What we could have had

In 1968, after a hundred years of operation, Pennsylvania Railroad merged with New York Central and the New York, New Haven and Hartford railroads to form a monopoly of train service in the northeast and Midwest.

8 years later it was bankrupt, and Conrail was formed. Conrail had a near monopoly on train service in the Midwest east of Chicago and the northeast. It was massive. It started to turn a profit within ten years and remained a for-profit government corporation until it was privatized in 1997. As Conrail was public it continued to make money, reinvest the money in the railroad, and service continued to improve.

But then it was privatized and progress has basically stopped since then.

I do not believe the rate setting was the primary factor in how railroads went bankrupt. That’s nonsense. Neither do I believe the Nazis building the Autobahn caused Deutsche Bahn to fail. I think a large part of it is due to incentive structure. The incentive of every private company is to maximize profit for shareholders. This usually works fine because of competition. If Microsoft were to stop investing in Azure, their customers would move to Amazon and Google, and Microsoft would lose a tremendous amount of money. But the issue for railroads is that competition is inevitably limited. If I want to send a shipment between Chicago and Fort Wayne I have only one option. I don’t care who owns the track between Stockton and Reno, it’s irrelevant. Even though there are highways between these cities, roads are more expensive when both trains and roads are run at their optimal level, leading trains to overcharge compared to their actual cost of doing business. Another negative side effect is that if a private corporation has the choice between non-urgent maintenance or sending a dividend to a shareholder, the private corporation is always going to spend money on the dividend, leaving maintenance for a later date. We saw this across the country in the first century of American railroading. Americans also correctly see sending taxpayer money to subsidize profitable corporations as distasteful and inefficient. Railroads should be able to pay their standard maintenance from their profits, just like any other company.
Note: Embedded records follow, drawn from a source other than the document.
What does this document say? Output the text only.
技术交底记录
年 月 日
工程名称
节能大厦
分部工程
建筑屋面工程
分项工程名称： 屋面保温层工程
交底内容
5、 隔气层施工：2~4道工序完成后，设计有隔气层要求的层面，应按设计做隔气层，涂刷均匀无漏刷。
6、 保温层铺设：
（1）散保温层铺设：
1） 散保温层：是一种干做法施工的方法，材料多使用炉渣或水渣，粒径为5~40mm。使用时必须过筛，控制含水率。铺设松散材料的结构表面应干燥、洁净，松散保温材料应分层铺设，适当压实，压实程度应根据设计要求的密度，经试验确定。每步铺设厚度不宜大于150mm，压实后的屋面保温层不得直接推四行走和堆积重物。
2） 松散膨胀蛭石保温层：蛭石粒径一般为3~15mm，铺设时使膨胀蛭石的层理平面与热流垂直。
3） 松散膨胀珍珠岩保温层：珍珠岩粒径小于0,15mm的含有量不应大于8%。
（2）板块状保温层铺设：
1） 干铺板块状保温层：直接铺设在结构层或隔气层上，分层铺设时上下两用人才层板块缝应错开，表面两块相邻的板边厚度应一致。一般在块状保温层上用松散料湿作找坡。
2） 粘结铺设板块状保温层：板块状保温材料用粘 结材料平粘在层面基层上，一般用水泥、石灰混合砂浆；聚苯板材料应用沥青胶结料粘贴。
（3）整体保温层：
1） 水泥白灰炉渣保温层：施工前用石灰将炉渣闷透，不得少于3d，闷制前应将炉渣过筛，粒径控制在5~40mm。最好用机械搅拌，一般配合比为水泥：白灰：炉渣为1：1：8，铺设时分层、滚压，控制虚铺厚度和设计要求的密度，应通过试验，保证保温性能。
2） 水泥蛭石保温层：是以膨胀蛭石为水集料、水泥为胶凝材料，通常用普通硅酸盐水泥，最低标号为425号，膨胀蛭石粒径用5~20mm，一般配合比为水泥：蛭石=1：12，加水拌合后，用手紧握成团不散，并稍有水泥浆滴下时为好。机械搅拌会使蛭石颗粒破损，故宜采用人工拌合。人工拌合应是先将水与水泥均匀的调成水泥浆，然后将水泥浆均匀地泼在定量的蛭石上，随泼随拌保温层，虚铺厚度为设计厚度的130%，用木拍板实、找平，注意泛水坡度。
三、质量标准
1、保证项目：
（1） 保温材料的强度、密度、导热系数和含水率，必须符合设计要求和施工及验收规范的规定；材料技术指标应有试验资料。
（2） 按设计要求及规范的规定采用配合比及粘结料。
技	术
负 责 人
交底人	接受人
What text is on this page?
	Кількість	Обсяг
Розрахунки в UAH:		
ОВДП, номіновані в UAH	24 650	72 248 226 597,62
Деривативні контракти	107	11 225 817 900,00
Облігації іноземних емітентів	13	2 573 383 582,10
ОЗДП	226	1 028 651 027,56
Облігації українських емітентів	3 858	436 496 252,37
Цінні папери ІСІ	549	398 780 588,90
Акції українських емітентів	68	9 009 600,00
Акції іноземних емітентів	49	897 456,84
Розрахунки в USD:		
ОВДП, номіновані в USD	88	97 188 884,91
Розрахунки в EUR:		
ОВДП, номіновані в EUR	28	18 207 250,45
This led to a gradual decline in railroads as the quality of the track declined, leading to the bankruptcy of railroads in the 1970s. We had a choice, nationalize, or lose railroads in the Northeast and Midwest. We chose to nationalize.

Conrail was a success story. It turned unprofitable companies which would not invest enough into maintenance into a successful and profitable corporation. Then the federal government sold it off. There has been no expansion of passenger rail in the Midwest on former Conrail tracks since then. https://en.wikipedia.org/wiki/List_of_Amtrak_routes#Midwest

Neither has privatization been a boon for railroading. In 2002 around 2.3 trillion tonne-kilometers of freight were transported across the United States, and 2.1 trillion tonne-kilometers were transported in 2023. Basically unchanged.

If that’s not enough, America doesn’t even lead the world in terms of freight tons carried once we control for area. https://docs.google.com/spreadsheets/d/1UjzVlCG2pOCNeuvcT0xEUIjKktV3bt_h7TC6IHKSXMc/edit?usp=sharing

But we do seriously lag behind our peers when it comes to passenger rail.

That’s the reality of the privatization of public utilities.

What if

Now let’s imagine if instead of privatizing Conrail we had instead kept it in public ownership and used the profits to reinvest into itself to the present day.

https://upload.wikimedia.org/wikipedia/commons/a/a0/Conrail_System_Map.PNG

Images are from Wikipedia

Here is an incomplete list of routes we could have added on just from the tracks controlled by Conrail:

  • Cincinnati – Dayton – Columbus – Cleveland
  • Chicago – Fort Wayne
  • St. Louis – Indianapolis – Dayton – Columbus – Pittsburgh – Philadelphia
  • Rochester – Montreal
  • Buffalo – Binghampton – New York/Philadelphia
  • Detroit – Toledo – Dayton – Cincinnati
  • New York – Chicago via northern Pennsylvania, cutting out hours from Lake Shore Limited.

And many many more.

When I took the train to the west coast in November I noticed the track which was former Conrail track was better maintained than the track leading west out of Chicago. The train was faster, and it was clearly in better shape than the track which had never been public.

Not only that, but if we had worked on electrifying the track, straightening, and generally improving the track further it would have benefited not just passenger rail but also freight, as opposed to the stagnation of American freight we have seen for the last 25 years. Increasing capacity while better safety standards for railroads in this most populous region of the country would be significantly beneficial.

It would reduce federal subsidies to private railroads, giving them the option of either being profitable and paying their own maintenance, or being bought out by Conrail.

This would have improved railroading for the entire country and Conrail should never have been sold off.